Blade paused, hand resting on the doorframe. "You sound confident I'll stay."

"I don't need to be confident," Crow replied. "I just need you to remember what you saw tonight. That power inside you it's not done growing. And only I can help you control it."

Blade didn't respond. He pushed open the door and stepped into the dimly lit hallway beyond.

The air felt different now heavier, filled with something unseen. The walls still bore the marks of his battle, but the silence that followed made it feel like the calm before another storm.

As he walked, faint voices echoed in the distance. Technicians, soldiers, doctors moving through the facility, repairing damage, pretending everything was under control.

But Blade could sense it. Beneath the sterile surface, there was something else. Something darker.

He reached the end of the corridor and found a reinforced observation window overlooking the main compound. Beyond it stretched a massive underground complex a labyrinth of laboratories, containment wings, and research towers.

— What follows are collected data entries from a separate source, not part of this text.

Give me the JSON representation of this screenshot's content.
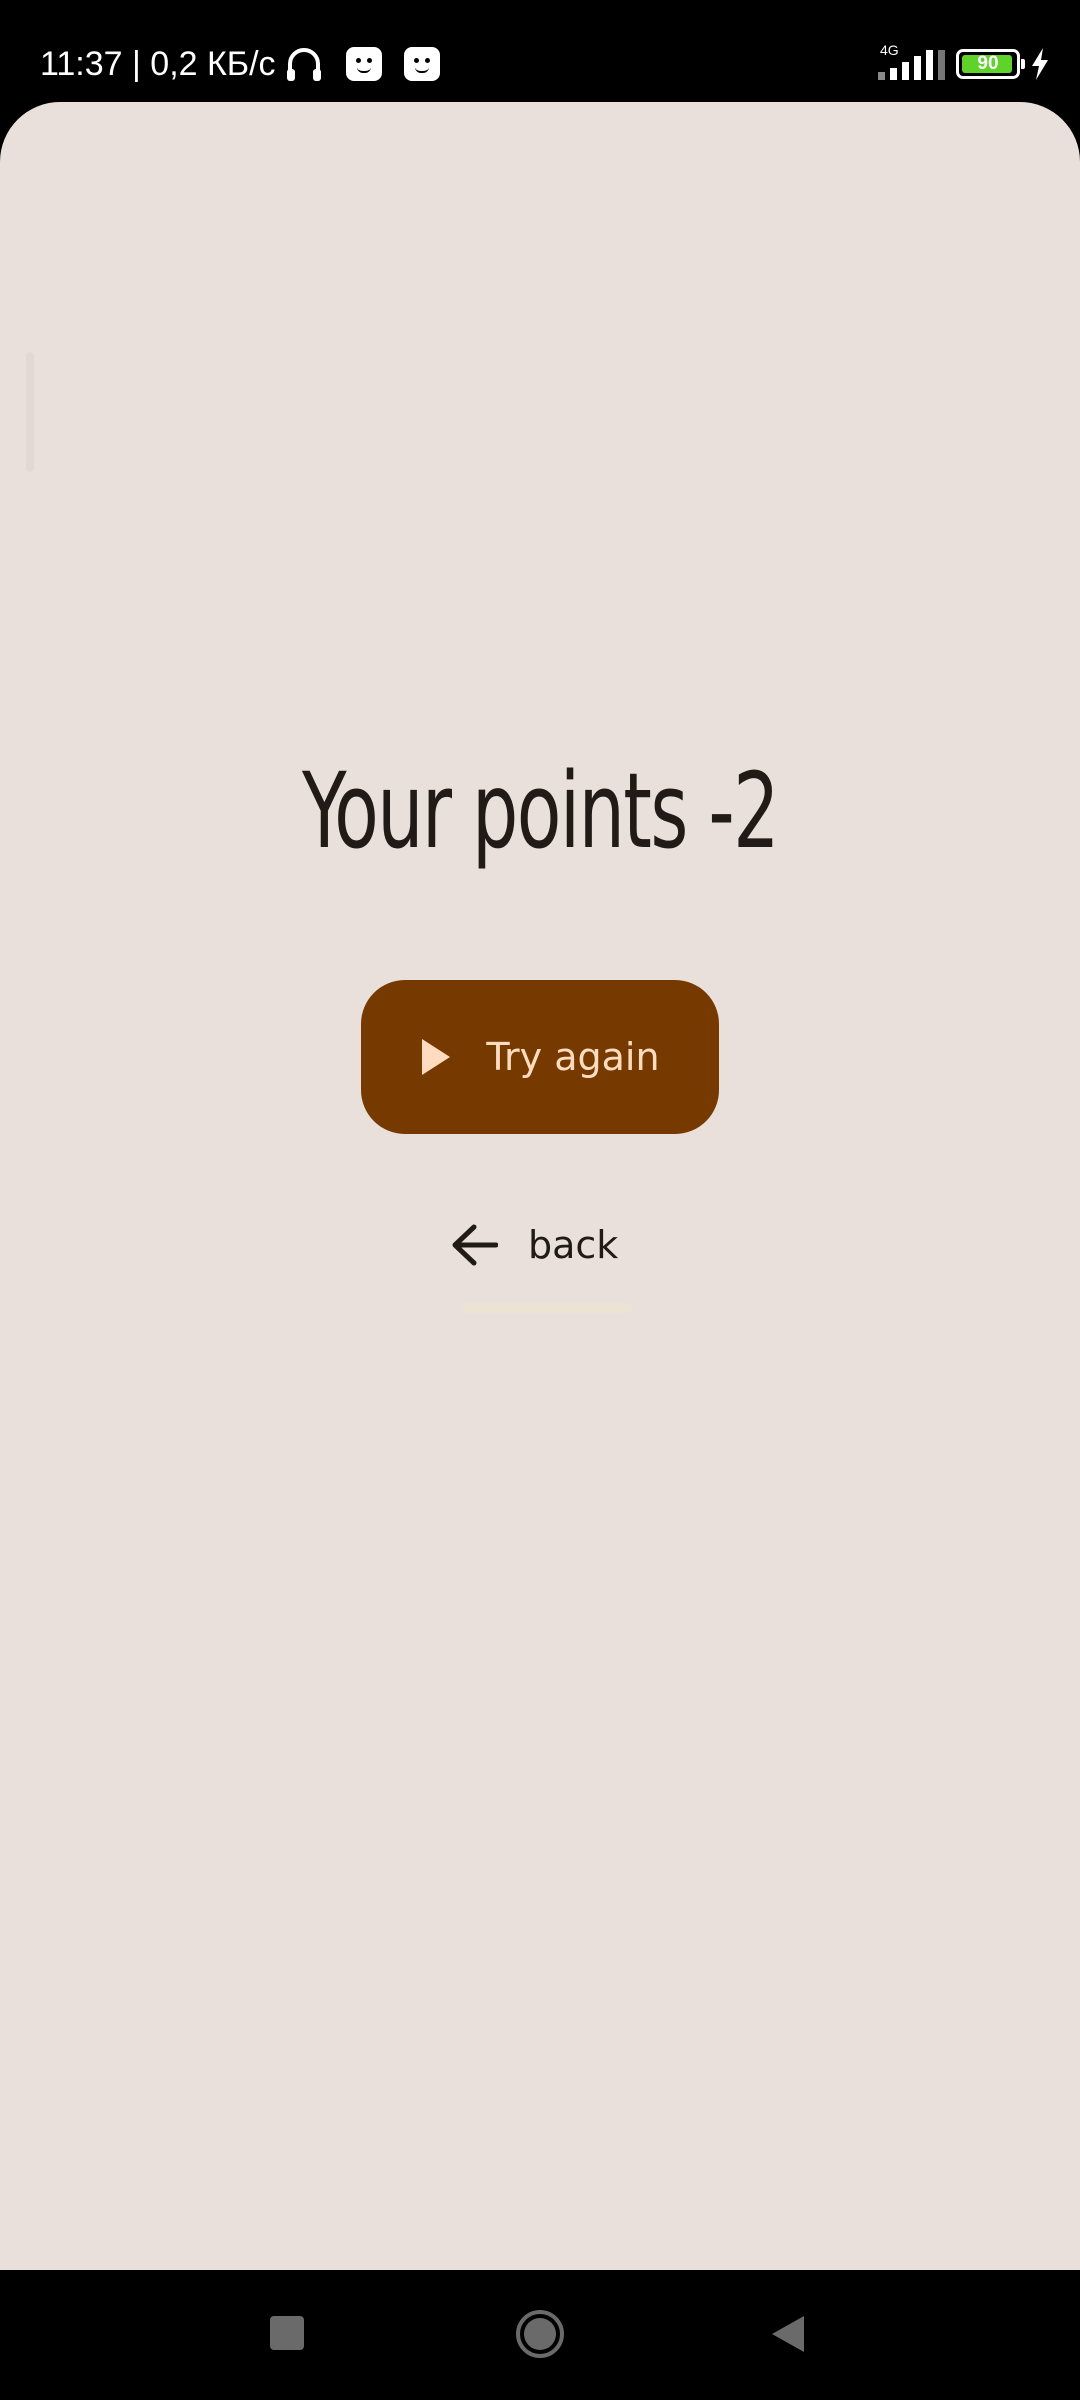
{
  "status_bar": {
    "time_and_speed": "11:37 | 0,2 КБ/с",
    "network_type": "4G",
    "battery_level": "90",
    "icons": [
      "headphones-icon",
      "app-notification-icon",
      "app-notification-icon",
      "signal-icon",
      "battery-icon",
      "charging-bolt-icon"
    ]
  },
  "main": {
    "score_title": "Your points -2",
    "try_again_label": "Try again",
    "back_label": "back"
  },
  "colors": {
    "background": "#eae0db",
    "button": "#763a00",
    "button_text": "#ffdcc0",
    "text": "#211a16"
  },
  "nav_bar": {
    "icons": [
      "recents-icon",
      "home-icon",
      "back-icon"
    ]
  }
}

Hundreds of people in lab coats moved like ants below, each focused on their task. Large screens displayed data charts, images of human anatomy, and chemical sequences.

Then his gaze caught something else.

Across the far side of the facility, in another glass chamber, stood a figure still, silent, strapped to a metal chair. Even from a distance, Blade could sense the energy radiating from it.

Another subject.

For a moment, the figure's head turned slightly, as if it felt his gaze. Their eyes met across the vast expanse of glass and steel.

And in that brief instant, Blade felt a pulse through his mind. A whisper not sound, but thought. A voice that wasn't his.

"You're awake too."

He froze, staring.

Then the lights in that chamber flickered, and the glass walls went opaque. The connection vanished.

Crow's voice came through the earpiece again, quieter now, almost gentle. "You should rest. You'll need your strength. Tomorrow, we begin combat calibration."

Blade didn't answer. He turned away from the window and started walking.

His reflection followed beside him on the polished glass walls taller now, more defined, eyes glowing faintly in the dim light.

He wasn't sure who he was anymore. Soldier, experiment, weapon it didn't matter. The only thing he knew for certain was that the man who had entered this hospital wasn't the same one who was walking out of that room.

The monster inside him had opened its eyes.

And it wasn't planning to sleep again.